Reputation: 1
I'm following Sebastian Lague's Procedural Landmass Generation tutorial . He is generating landmass' color by height value. But I want to separate landmass to a array or list as areas by their color. Because the way Sebastian use generates too many water or mountain areas so I want to make them less. I tried to edit the code of him but the code I made tooks 2-3 minutes to separate. Does anyone have idea to make it faster?
The class I use to seperate regions and the areas in every region:
public class Positions
{
public int regionID;
public int areaID;
public int x;
public float y;
public int z;
}
List<Positions> positions = new List<Positions>();
The code I try to find and list them:
for (int y = 0; y<mapChunkSize; y++)
{
for (int x = 0; x<mapChunkSize; x++)
{
float currentHeight = noiseMap[x, y];
for (int i = 0; i<regions.Length; i++)
{
if (currentHeight <= regions[i].height)
{
int areaID = 0;
if(positions.Where(x => x.regionID == i).Count() != 0)
{
areaID = getNeighourIndex(i, x, y);
}
Positions p = new Positions { regionID = i, areaID = areaID, x = x, y = noiseMap[x, y], z = y };
positions.Add(p);
break;
}
}
}
}
int getNeighourIndex(int regionID, int x, int y)
{
List<Positions> pos = positions.Where(x => x.regionID == regionID).ToList();
if (pos.Where(q => Vector2Int.Distance(new Vector2Int(q.x, q.z), new Vector2Int(x, y)) <= 1).Count() > 0)
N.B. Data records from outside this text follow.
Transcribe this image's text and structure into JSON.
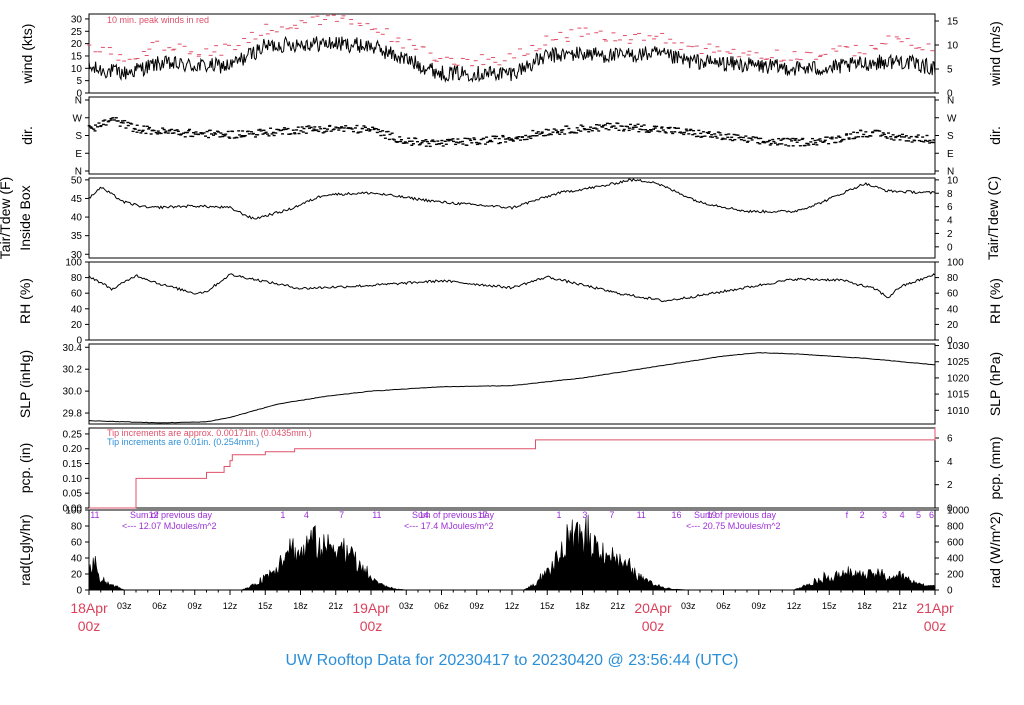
{
  "footer": {
    "title": "UW Rooftop Data for 20230417  to  20230420 @ 23:56:44  (UTC)"
  },
  "colors": {
    "ink": "#000000",
    "peak_red": "#e0506a",
    "date_red": "#d9415b",
    "rain_blue": "#2f8fd6",
    "solar_purple": "#9c2fd6",
    "title_blue": "#2a8fd8"
  },
  "chart_data": [
    {
      "type": "line",
      "panel": "wind",
      "ylabel": "wind (kts)",
      "ylabel_right": "wind (m/s)",
      "yticks": [
        0,
        5,
        10,
        15,
        20,
        25,
        30
      ],
      "yticks_right": [
        0,
        5,
        10,
        15
      ],
      "ylim": [
        0,
        32
      ],
      "annotation": "10 min. peak winds in red",
      "x_unit": "hours since 18Apr 00z",
      "series": [
        {
          "role": "wind speed (kts)",
          "color": "#000000",
          "x": [
            0,
            3,
            6,
            9,
            12,
            15,
            18,
            21,
            24,
            30,
            36,
            39,
            42,
            45,
            48,
            51,
            54,
            57,
            60,
            63,
            66,
            69,
            72
          ],
          "y": [
            10,
            8,
            12,
            11,
            11,
            19,
            20,
            20,
            19,
            8,
            8,
            15,
            16,
            15,
            16,
            13,
            12,
            11,
            10,
            10,
            12,
            13,
            10
          ]
        },
        {
          "role": "10 min. peak winds",
          "color": "#e0506a",
          "x": [
            0,
            3,
            6,
            9,
            12,
            15,
            18,
            21,
            24,
            30,
            36,
            39,
            42,
            45,
            48,
            51,
            54,
            57,
            60,
            63,
            66,
            69,
            72
          ],
          "y": [
            19,
            14,
            19,
            17,
            18,
            26,
            28,
            30,
            27,
            13,
            14,
            22,
            24,
            22,
            23,
            19,
            17,
            16,
            15,
            16,
            18,
            22,
            17
          ]
        }
      ]
    },
    {
      "type": "scatter",
      "panel": "dir",
      "ylabel": "dir.",
      "ylabel_right": "dir.",
      "ytick_labels": [
        "N",
        "W",
        "S",
        "E",
        "N"
      ],
      "ylim": [
        0,
        360
      ],
      "x_unit": "hours since 18Apr 00z",
      "series": [
        {
          "role": "wind direction (deg)",
          "x": [
            0,
            2,
            4,
            6,
            9,
            12,
            15,
            18,
            21,
            24,
            27,
            30,
            33,
            36,
            39,
            42,
            45,
            48,
            51,
            54,
            57,
            60,
            63,
            66,
            69,
            72
          ],
          "y": [
            210,
            260,
            215,
            200,
            190,
            185,
            195,
            210,
            215,
            210,
            150,
            140,
            150,
            165,
            200,
            215,
            225,
            215,
            195,
            175,
            150,
            145,
            155,
            195,
            170,
            160
          ]
        }
      ]
    },
    {
      "type": "line",
      "panel": "temperature",
      "ylabel": "Tair/Tdew (F)",
      "ylabel2": "Inside Box",
      "ylabel_right": "Tair/Tdew (C)",
      "yticks": [
        30,
        35,
        40,
        45,
        50
      ],
      "yticks_right": [
        0,
        2,
        4,
        6,
        8,
        10
      ],
      "ylim": [
        29,
        50.5
      ],
      "x_unit": "hours since 18Apr 00z",
      "series": [
        {
          "role": "Tair (F)",
          "x": [
            0,
            1,
            3,
            5,
            9,
            12,
            14,
            17,
            20,
            24,
            30,
            36,
            40,
            44,
            46,
            48,
            52,
            56,
            60,
            62,
            66,
            68,
            72
          ],
          "y": [
            45,
            48,
            44,
            42.5,
            43,
            42.5,
            39.5,
            42,
            46,
            46.5,
            44,
            42.5,
            46.5,
            48.5,
            50,
            49.5,
            44,
            41.5,
            41.5,
            43.5,
            49,
            47,
            46.5
          ]
        }
      ]
    },
    {
      "type": "line",
      "panel": "humidity",
      "ylabel": "RH (%)",
      "ylabel_right": "RH (%)",
      "yticks": [
        0,
        20,
        40,
        60,
        80,
        100
      ],
      "yticks_right": [
        0,
        20,
        40,
        60,
        80,
        100
      ],
      "ylim": [
        0,
        100
      ],
      "x_unit": "hours since 18Apr 00z",
      "series": [
        {
          "role": "RH (%)",
          "x": [
            0,
            2,
            4,
            6,
            9,
            10,
            12,
            18,
            24,
            30,
            36,
            39,
            45,
            49,
            52,
            60,
            64,
            67,
            68,
            69,
            72
          ],
          "y": [
            82,
            65,
            83,
            72,
            60,
            62,
            84,
            66,
            70,
            76,
            67,
            81,
            60,
            50,
            57,
            78,
            77,
            65,
            54,
            68,
            84
          ]
        }
      ]
    },
    {
      "type": "line",
      "panel": "pressure",
      "ylabel": "SLP (inHg)",
      "ylabel_right": "SLP (hPa)",
      "yticks": [
        29.8,
        30.0,
        30.2,
        30.4
      ],
      "yticks_right": [
        1010,
        1015,
        1020,
        1025,
        1030
      ],
      "ylim": [
        29.7,
        30.43
      ],
      "x_unit": "hours since 18Apr 00z",
      "series": [
        {
          "role": "SLP (inHg)",
          "x": [
            0,
            3,
            6,
            10,
            12,
            16,
            20,
            24,
            30,
            36,
            42,
            48,
            54,
            57,
            60,
            66,
            72
          ],
          "y": [
            29.73,
            29.72,
            29.71,
            29.72,
            29.76,
            29.88,
            29.95,
            30.0,
            30.04,
            30.05,
            30.12,
            30.22,
            30.32,
            30.35,
            30.34,
            30.3,
            30.24
          ]
        }
      ]
    },
    {
      "type": "line",
      "panel": "precipitation",
      "ylabel": "pcp. (in)",
      "ylabel_right": "pcp. (mm)",
      "yticks": [
        0,
        0.05,
        0.1,
        0.15,
        0.2,
        0.25
      ],
      "ytick_labels": [
        "0.00",
        "0.05",
        "0.10",
        "0.15",
        "0.20",
        "0.25"
      ],
      "yticks_right": [
        0,
        2,
        4,
        6
      ],
      "ylim": [
        0,
        0.27
      ],
      "annotations": [
        "Tip increments are approx. 0.00171in. (0.0435mm.)",
        "Tip increments are 0.01in. (0.254mm.)"
      ],
      "x_unit": "hours since 18Apr 00z",
      "series": [
        {
          "role": "cumulative precipitation (in)",
          "color": "#e0506a",
          "x": [
            0,
            3.8,
            4.0,
            9.0,
            10.0,
            11.5,
            12.0,
            12.2,
            15.0,
            17.5,
            20.0,
            37.0,
            38.0,
            72.0,
            72.0
          ],
          "y": [
            0,
            0,
            0.1,
            0.1,
            0.12,
            0.14,
            0.16,
            0.18,
            0.19,
            0.2,
            0.2,
            0.2,
            0.23,
            0.25,
            0.27
          ]
        }
      ]
    },
    {
      "type": "area",
      "panel": "radiation",
      "ylabel": "rad(Lgly/hr)",
      "ylabel_right": "rad (W/m^2)",
      "yticks": [
        0,
        20,
        40,
        60,
        80,
        100
      ],
      "yticks_right": [
        0,
        200,
        400,
        600,
        800,
        1000
      ],
      "ylim": [
        0,
        100
      ],
      "daily_sums": [
        {
          "label": "Sum of previous day",
          "value": "<--- 12.07 MJoules/m^2"
        },
        {
          "label": "Sum of previous day",
          "value": "<--- 17.4 MJoules/m^2"
        },
        {
          "label": "Sum of previous day",
          "value": "<--- 20.75 MJoules/m^2"
        }
      ],
      "hour_marks": [
        [
          "11",
          "12",
          "1",
          "4",
          "7",
          "11",
          "14",
          "17"
        ],
        [
          "1",
          "3",
          "7",
          "11",
          "16",
          "19"
        ],
        [
          "f",
          "2",
          "3",
          "4",
          "5",
          "6"
        ]
      ],
      "x_unit": "hours since 18Apr 00z",
      "series": [
        {
          "role": "solar radiation (Lgly/hr)",
          "x": [
            0,
            0.5,
            1,
            2,
            3,
            13,
            14,
            15,
            16,
            17,
            18,
            19,
            20,
            21,
            22,
            23,
            24,
            25,
            26,
            27,
            37,
            38,
            39,
            40,
            41,
            42,
            43,
            44,
            45,
            46,
            47,
            48,
            49,
            50,
            51,
            60,
            61,
            62,
            63,
            64,
            65,
            66,
            67,
            68,
            69,
            70,
            71,
            72
          ],
          "y": [
            30,
            45,
            18,
            8,
            0,
            0,
            8,
            22,
            40,
            75,
            60,
            85,
            70,
            80,
            65,
            40,
            20,
            8,
            2,
            0,
            0,
            10,
            30,
            55,
            80,
            90,
            75,
            65,
            50,
            35,
            20,
            10,
            4,
            1,
            0,
            0,
            8,
            16,
            22,
            25,
            28,
            24,
            28,
            20,
            25,
            15,
            8,
            6
          ]
        }
      ]
    },
    {
      "type": "axis",
      "panel": "time-axis",
      "xticks": [
        "03z",
        "06z",
        "09z",
        "12z",
        "15z",
        "18z",
        "21z",
        "03z",
        "06z",
        "09z",
        "12z",
        "15z",
        "18z",
        "21z",
        "03z",
        "06z",
        "09z",
        "12z",
        "15z",
        "18z",
        "21z"
      ],
      "day_labels": [
        {
          "date": "18Apr",
          "hour": "00z"
        },
        {
          "date": "19Apr",
          "hour": "00z"
        },
        {
          "date": "20Apr",
          "hour": "00z"
        },
        {
          "date": "21Apr",
          "hour": "00z"
        }
      ]
    }
  ]
}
return pos.Find(q => Vector2Int.Distance(new Vector2Int(q.x, q.z), new Vector2Int(x, y)) <= 1).areaID;
return (pos.Select(q => q.areaID).OrderBy(x => x).LastOrDefault()) + 1;
}
Upvotes: 0
Views: 119
Reputation: 36541
As always when doing optimizing, the first step should be to measure, ideally with a profiler since this can hint at what it is that takes most time.
But I would guess that the majority of the time is spent in positions.Where(x => x.regionID == regionID)
. To solve this you could use a multi value dictionary, i.e. a dictionary where each key can map to multiple values. It is fairly easy to make your own wrapper around a Dictionary<TKey, List<TValue>>
, or you could use one from Microsoft.Experimental.Collections.
You could also consider using a hierarchical search structure for the points, like a kd-tree, quad-tree or similar.
Also, if performance is of high importance, using LINQ is likely not the best option. LINQ is convenient, but the abstraction adds some overhead. In most cases this overhead is irrelevant, but in tight loops like this it may very well be a significant factor.